Liebe Leser,
die größten Probleme hat die Botschaft von der Auferstehung Jesu
Christi offenbar zu allen Zeiten mit den Päpsten des vermeintlich
gesunden Menschenverstandes. Nicht dass diese mit der Religion
nichts zu tun haben wollten. Tatsächlich produzieren sich manche von
ihnen geradezu als Turnväter Jahn in Sachen geistlich-seelischen
Lebens und seiner Erneuerung und werden nicht müde, den gebeutelten
modernen Menschenseelen den Weg zu Heil und Heilung zu zeigen.

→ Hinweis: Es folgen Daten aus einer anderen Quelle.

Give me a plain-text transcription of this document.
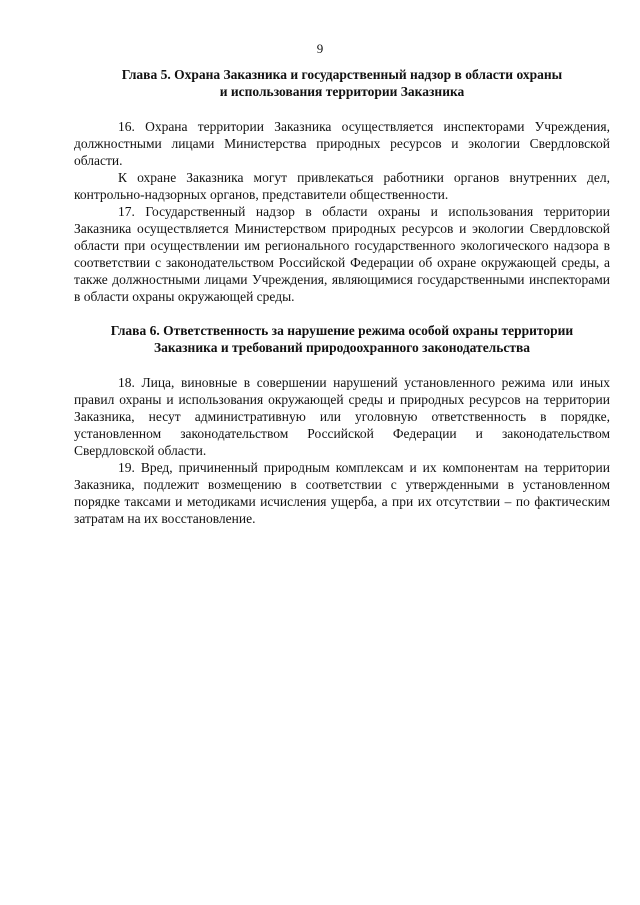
9
Глава 5. Охрана Заказника и государственный надзор в области охраны
и использования территории Заказника

16. Охрана территории Заказника осуществляется инспекторами Учреждения, должностными лицами Министерства природных ресурсов и экологии Свердловской области.

К охране Заказника могут привлекаться работники органов внутренних дел, контрольно-надзорных органов, представители общественности.

17. Государственный надзор в области охраны и использования территории Заказника осуществляется Министерством природных ресурсов и экологии Свердловской области при осуществлении им регионального государственного экологического надзора в соответствии с законодательством Российской Федерации об охране окружающей среды, а также должностными лицами Учреждения, являющимися государственными инспекторами в области охраны окружающей среды.

Глава 6. Ответственность за нарушение режима особой охраны территории
Заказника и требований природоохранного законодательства

18. Лица, виновные в совершении нарушений установленного режима или иных правил охраны и использования окружающей среды и природных ресурсов на территории Заказника, несут административную или уголовную ответственность в порядке, установленном законодательством Российской Федерации и законодательством Свердловской области.

19. Вред, причиненный природным комплексам и их компонентам на территории Заказника, подлежит возмещению в соответствии с утвержденными в установленном порядке таксами и методиками исчисления ущерба, а при их отсутствии – по фактическим затратам на их восстановление.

Auf
diesen Wegen, so wird glaubhaft versichert, seien schon fast Tote
wieder zu neuem Leben erweckt worden. Die vorgeschlagenen Übungen
können ganz schön anstrengend werden, weshalb man getrost davon
ausgehen kann, dass ihre Fans wie zu Turnvater Jahns Zeiten zwar
ebenfalls andere gerne belehren, zu ihrem eigenen Übungspensum aber
lieber schweigen. Man zieht solche Heilslehren gerne der Botschaft
der Bibel vor, weil sie keine Dinge enthalten, die man einfach nicht
glauben kann, wie z.B. die Auferstehung von den Toten. Ach, wirklich
nicht?
Am Karfreitag lief im Fernsehen der Mysterythriller „Sakrileg“. Am
Ende der spannenden und gefährlichen Suche nach dem Heiligen Gral,
stellt sich heraus, dass die Hauptdarstellerin selbst der Heilige
Gral ist, da sie eine leibhaftige Nachfahrin von Jesus von Nazareth
und Maria Magdalena ist. Finstere Kirchenmänner möchten sie
umbringen, damit die Kirche ihre Lügen über Jesus weiter verbreiten
kann. Dabei wäre Jesus, so behauptet der Film, eben nur ein
besonders guter, vorbildlicher und menschlicher Mensch gewesen, was
beim Anblick der schmucken Urururenkelin sofort einleuchtet.
Wirklich wunderbar ist der Schluss: Gott sei Dank sind die bösen
Kirchenmänner mit ihrem Mordkomplott nicht erfolgreich und die
Nachfahrin probiert, ob sie auf dem Wasser gehen kann. „Klappt
nicht“, sagt sie lieblich lächelnd, „aber vielleicht habe ich mit
dem Wein mehr Glück.“ Spätestens da wünschen auch wir ihr und ihren
zukünftigen Jüngern von Herzen viel Glück.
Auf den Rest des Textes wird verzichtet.